Quand elle entra dans le mausolée, forçant ses jambes à lui obéir, la vieille femme était penchée sur la tombe centrale, la plus proche du tombeau du saint Imâmzâdeh, au centre exact de l’édifice, et la lavait soigneusement avec l’eau de sa bouteille.

La femme alla s’asseoir sur l’une des estrades constellées de plaques funéraires qui entouraient l’intérieur arrondi du temple, prenant soin de ne pas regarder la tombe de son propre enfant, située à l’extrémité sud du mausolée. Elle n’en avait pas la force. Elle chercha quoi dire, vaguement choquée par cette présence surgie du néant, lavant une pierre funéraire dans l’obscurité à peine allégée par la pâle lumière des étoiles. Elle aurait dû avoir peur, mais son état d’épuisement mental l’en empêchait. Ce fut la vieille femme qui engagea tout naturellement la conversation, sur un ton bon enfant :

- C’est votre tombe ?

La femme sursauta. La vieille avait montré de la tête la tombe de son fils. Elle ne répondit rien. La vieille continua :

- Pas la vôtre, je veux dire, celle de votre fils, c’est ça ?

- Comment vous le savez ?

- Ma bonne dame, tout le monde le sait. Vous venez de loin.

- …

- Là, c’est mon fils à moi. Il a été tué pendant la guerre. Tombé pour la patrie. Ma fierté.

- Fierté ?

- Il était si gentil, si prévenant. D’une douceur, d’une grandeur d’âme. Ce sont ses camarades qui sont venus m’annoncer la nouvelle. Ils ne savaient pas comment le dire. Je l’ai tout de suite su. Je suis tombée aussi. C’était le soir. Un beau soir d’été.

- ….

- C’est dur, hein ? Vivre avec l’absence. D’ailleurs, je savais qu’il était mort, mais j’attendais quand même. Ils ne voulaient pas me dire comment il était mort. Mais j’étais curieuse. Je ne sais pas pourquoi. 
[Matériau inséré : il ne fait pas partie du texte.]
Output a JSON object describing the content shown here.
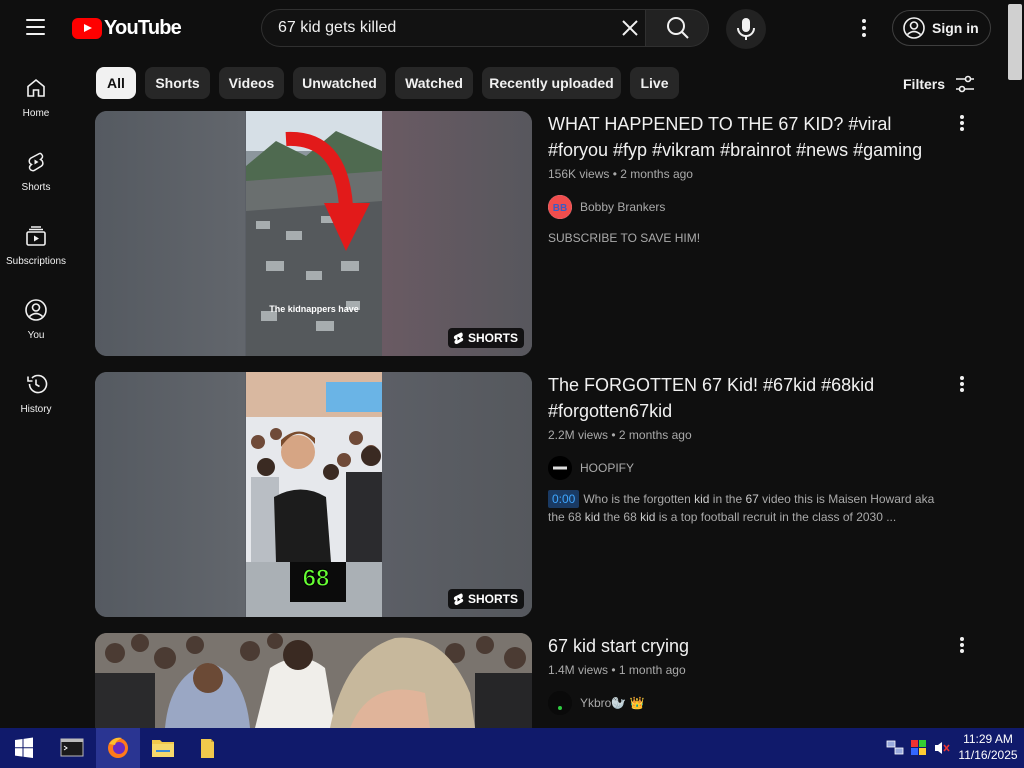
{
  "brand": {
    "logo_text": "YouTube",
    "accent": "#ff0000"
  },
  "search": {
    "value": "67 kid gets killed"
  },
  "header": {
    "signin_label": "Sign in"
  },
  "sidebar": {
    "items": [
      {
        "label": "Home",
        "icon": "home-icon"
      },
      {
        "label": "Shorts",
        "icon": "shorts-icon"
      },
      {
        "label": "Subscriptions",
        "icon": "subscriptions-icon"
      },
      {
        "label": "You",
        "icon": "you-icon"
      },
      {
        "label": "History",
        "icon": "history-icon"
      }
    ]
  },
  "chips": [
    "All",
    "Shorts",
    "Videos",
    "Unwatched",
    "Watched",
    "Recently uploaded",
    "Live"
  ],
  "active_chip": "All",
  "filters_label": "Filters",
  "results": [
    {
      "title": "WHAT HAPPENED TO THE 67 KID? #viral #foryou #fyp #vikram #brainrot #news #gaming",
      "views": "156K views",
      "age": "2 months ago",
      "channel": "Bobby Brankers",
      "description": "SUBSCRIBE TO SAVE HIM!",
      "badge": "SHORTS",
      "thumb_caption": "The kidnappers have"
    },
    {
      "title": "The FORGOTTEN 67 Kid! #67kid #68kid #forgotten67kid",
      "views": "2.2M views",
      "age": "2 months ago",
      "channel": "HOOPIFY",
      "timestamp": "0:00",
      "description_parts": [
        "Who is the forgotten ",
        "kid",
        " in the ",
        "67",
        " video this is Maisen Howard aka the 68 ",
        "kid",
        " the 68 ",
        "kid",
        " is a top football recruit in the class of 2030 ..."
      ],
      "badge": "SHORTS",
      "thumb_caption": "68"
    },
    {
      "title": "67 kid start crying",
      "views": "1.4M views",
      "age": "1 month ago",
      "channel": "Ykbro🦭 👑"
    }
  ],
  "taskbar": {
    "time": "11:29 AM",
    "date": "11/16/2025"
  }
}
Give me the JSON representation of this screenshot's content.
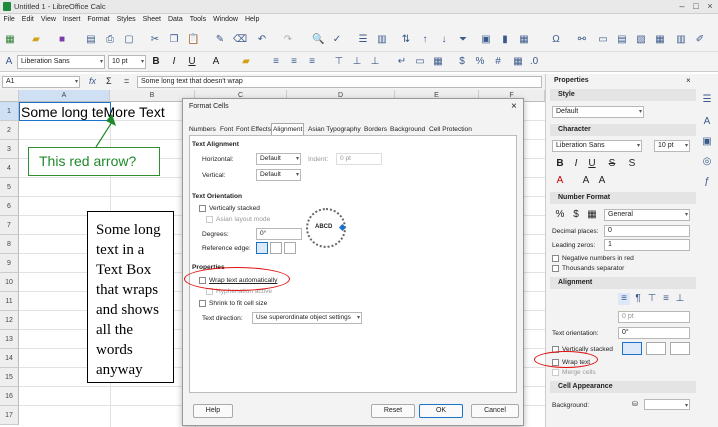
{
  "window": {
    "title": "Untitled 1 - LibreOffice Calc"
  },
  "menu": [
    "File",
    "Edit",
    "View",
    "Insert",
    "Format",
    "Styles",
    "Sheet",
    "Data",
    "Tools",
    "Window",
    "Help"
  ],
  "toolbar2": {
    "font_name": "Liberation Sans",
    "font_size": "10 pt"
  },
  "formula_bar": {
    "cell_ref": "A1",
    "fx": "fx",
    "sigma": "Σ",
    "equals": "=",
    "content": "Some long text that doesn't wrap"
  },
  "sheet": {
    "columns": [
      "A",
      "B",
      "C",
      "D",
      "E",
      "F",
      "G",
      "H",
      "I"
    ],
    "rows": [
      "1",
      "2",
      "3",
      "4",
      "5",
      "6",
      "7",
      "8",
      "9",
      "10",
      "11",
      "12",
      "13",
      "14",
      "15",
      "16",
      "17"
    ],
    "cell_a1_text": "Some long te",
    "cell_b1_text": "More Text"
  },
  "annotations": {
    "callout": "This red arrow?",
    "textbox": "Some long text in a Text Box that wraps and shows all the words anyway"
  },
  "dialog": {
    "title": "Format Cells",
    "close": "×",
    "tabs": [
      "Numbers",
      "Font",
      "Font Effects",
      "Alignment",
      "Asian Typography",
      "Borders",
      "Background",
      "Cell Protection"
    ],
    "text_alignment": {
      "heading": "Text Alignment",
      "horizontal_label": "Horizontal:",
      "horizontal_value": "Default",
      "indent_label": "Indent:",
      "indent_value": "0 pt",
      "vertical_label": "Vertical:",
      "vertical_value": "Default"
    },
    "text_orientation": {
      "heading": "Text Orientation",
      "vertically_stacked": "Vertically stacked",
      "asian_layout": "Asian layout mode",
      "degrees_label": "Degrees:",
      "degrees_value": "0°",
      "reference_edge": "Reference edge:",
      "dial_text": "ABCD"
    },
    "properties": {
      "heading": "Properties",
      "wrap_text": "Wrap text automatically",
      "hyphenation": "Hyphenation active",
      "shrink": "Shrink to fit cell size",
      "text_direction_label": "Text direction:",
      "text_direction_value": "Use superordinate object settings"
    },
    "buttons": {
      "help": "Help",
      "reset": "Reset",
      "ok": "OK",
      "cancel": "Cancel"
    }
  },
  "sidebar": {
    "title": "Properties",
    "style": {
      "heading": "Style",
      "value": "Default"
    },
    "character": {
      "heading": "Character",
      "font": "Liberation Sans",
      "size": "10 pt"
    },
    "number_format": {
      "heading": "Number Format",
      "value": "General",
      "decimal_label": "Decimal places:",
      "decimal_value": "0",
      "leading_label": "Leading zeros:",
      "leading_value": "1",
      "negative_red": "Negative numbers in red",
      "thousands": "Thousands separator"
    },
    "alignment": {
      "heading": "Alignment",
      "indent_value": "0 pt",
      "orientation_label": "Text orientation:",
      "orientation_value": "0°",
      "vertically_stacked": "Vertically stacked",
      "wrap_text": "Wrap text",
      "merge_cells": "Merge cells"
    },
    "cell_appearance": {
      "heading": "Cell Appearance",
      "background_label": "Background:"
    }
  },
  "colors": {
    "callout_green": "#1f8a2a",
    "highlight_red": "#e01010",
    "selection_blue": "#1a73c8"
  }
}
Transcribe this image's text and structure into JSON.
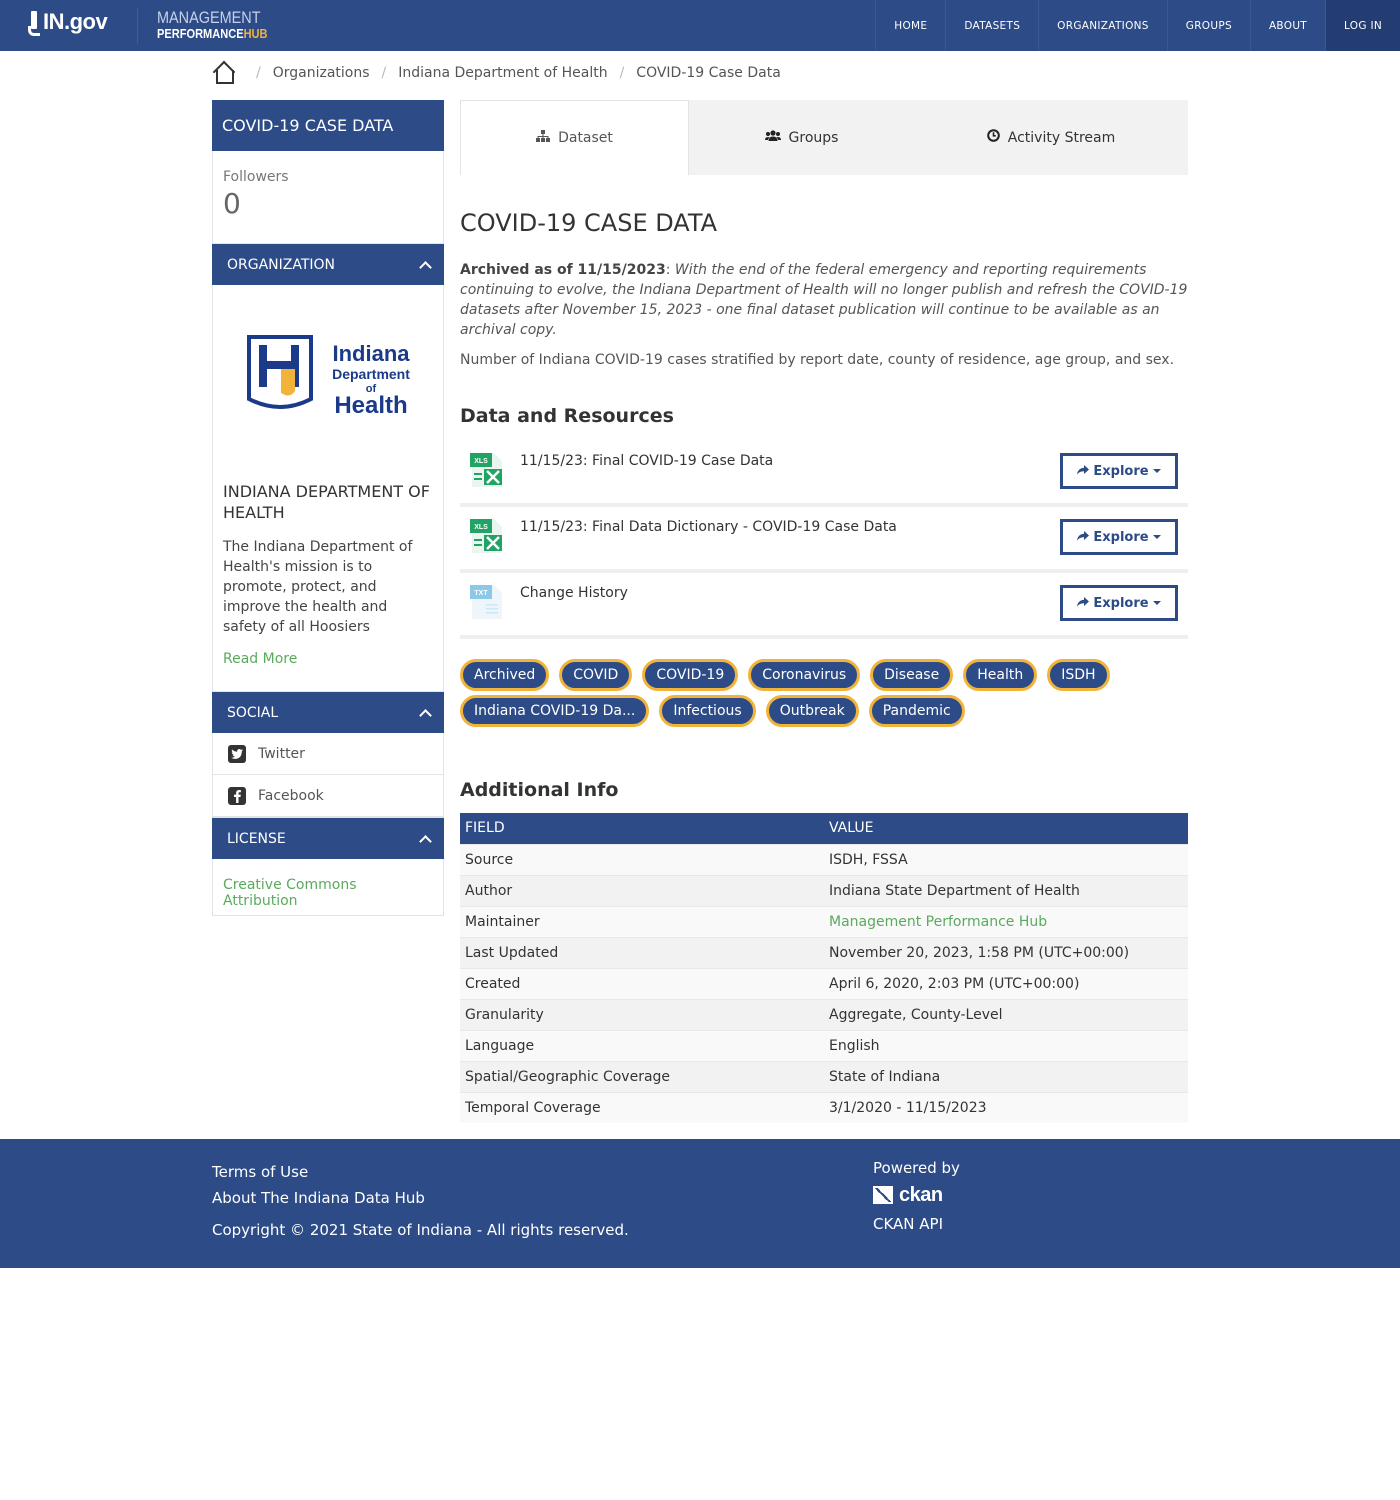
{
  "header": {
    "ingov_logo_text": "IN.gov",
    "brand_line1": "MANAGEMENT",
    "brand_line2_a": "PERFORMANCE",
    "brand_line2_b": "HUB",
    "nav": [
      "HOME",
      "DATASETS",
      "ORGANIZATIONS",
      "GROUPS",
      "ABOUT",
      "LOG IN"
    ]
  },
  "breadcrumb": {
    "items": [
      "Organizations",
      "Indiana Department of Health",
      "COVID-19 Case Data"
    ],
    "separator": "/"
  },
  "sidebar": {
    "title": "COVID-19 CASE DATA",
    "followers_label": "Followers",
    "followers_count": "0",
    "organization_heading": "ORGANIZATION",
    "logo_text": [
      "Indiana",
      "Department",
      "of",
      "Health"
    ],
    "org_name": "INDIANA DEPARTMENT OF HEALTH",
    "org_description": "The Indiana Department of Health's mission is to promote, protect, and improve the health and safety of all Hoosiers",
    "read_more": "Read More",
    "social_heading": "SOCIAL",
    "social": [
      "Twitter",
      "Facebook"
    ],
    "license_heading": "LICENSE",
    "license": "Creative Commons Attribution"
  },
  "tabs": [
    "Dataset",
    "Groups",
    "Activity Stream"
  ],
  "dataset": {
    "title": "COVID-19 CASE DATA",
    "archived_label": "Archived as of 11/15/2023",
    "archived_text": "With the end of the federal emergency and reporting requirements continuing to evolve, the Indiana Department of Health will no longer publish and refresh the COVID-19 datasets after November 15, 2023 - one final dataset publication will continue to be available as an archival copy.",
    "summary": "Number of Indiana COVID-19 cases stratified by report date, county of residence, age group, and sex."
  },
  "resources": {
    "heading": "Data and Resources",
    "explore_label": "Explore",
    "items": [
      {
        "name": "11/15/23: Final COVID-19 Case Data",
        "format": "XLS"
      },
      {
        "name": "11/15/23: Final Data Dictionary - COVID-19 Case Data",
        "format": "XLS"
      },
      {
        "name": "Change History",
        "format": "TXT"
      }
    ]
  },
  "tags": [
    "Archived",
    "COVID",
    "COVID-19",
    "Coronavirus",
    "Disease",
    "Health",
    "ISDH",
    "Indiana COVID-19 Da...",
    "Infectious",
    "Outbreak",
    "Pandemic"
  ],
  "additional_info": {
    "heading": "Additional Info",
    "col_field": "FIELD",
    "col_value": "VALUE",
    "rows": [
      {
        "field": "Source",
        "value": "ISDH, FSSA"
      },
      {
        "field": "Author",
        "value": "Indiana State Department of Health"
      },
      {
        "field": "Maintainer",
        "value": "Management Performance Hub"
      },
      {
        "field": "Last Updated",
        "value": "November 20, 2023, 1:58 PM (UTC+00:00)"
      },
      {
        "field": "Created",
        "value": "April 6, 2020, 2:03 PM (UTC+00:00)"
      },
      {
        "field": "Granularity",
        "value": "Aggregate, County-Level"
      },
      {
        "field": "Language",
        "value": "English"
      },
      {
        "field": "Spatial/Geographic Coverage",
        "value": "State of Indiana"
      },
      {
        "field": "Temporal Coverage",
        "value": "3/1/2020 - 11/15/2023"
      }
    ]
  },
  "footer": {
    "terms": "Terms of Use",
    "about": "About The Indiana Data Hub",
    "copyright": "Copyright © 2021 State of Indiana - All rights reserved.",
    "powered_by": "Powered by",
    "ckan": "ckan",
    "ckan_api": "CKAN API"
  },
  "colors": {
    "primary": "#2c4b87",
    "accent": "#f2b33a",
    "link": "#5aaa5d",
    "excel_green": "#21a366"
  }
}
- Et comment est-il… ? » Pourquoi cette question ? Une trace de cruauté préhistorique ? L’espoir d’une histoire à partager ?

- Il était plongeur. Son groupe s’est fait piéger dans les marais. Les Irakiens ont arrosé la zone de pétrole, puis ils ont tout brûlé. Les roseaux, les bêtes qui y vivaient, les hommes, tout, en somme. Le cercueil sonnait comme un grelot tellement qu’il n’y avait presque rien dedans. Des fragments calcinés. Mais j’ai eu de la chance qu’ils aient réussi à récupérer le corps après. Il aurait pu s’enfoncer dans la vase, disparaître dans le marais. Vous vous rendez compte ? Porté disparu, qu’il aurait été. Je n’aurais pas supporté l’attente. J’ai eu de la chance.

Elle parlait d’un ton neutre, presque gai. La femme pensa qu’elle était folle. Qu’elle l’était devenue. Elle regrettait sa témérité. Elle voulait maintenant partir, s’éloigner de la folle. Pourtant, inexplicablement, elle resta :

- Vous vous en êtes remise, on dirait. » Elle regretta sur le champ sa remarque brutale, imbécile. Mais la vieille sans âge lui répondit sur le même ton gai :

- Ah, bah oui. On s’en remet. Toujours, vous savez. C’est la vie.

- C’est la mort, non ?

- Quelle différence ? Vivre cent ans ou vingt ans, c’est pareil.

- Pareil ?

- Si vous vivez bien, vous ne regrettez pas de mourir. Ce n’est pas une question d’âge. Il faut savoir être ce qu’on est, des mourants, tous tant que nous sommes. Ce n’est pas comme si on avait un droit naturel à exister.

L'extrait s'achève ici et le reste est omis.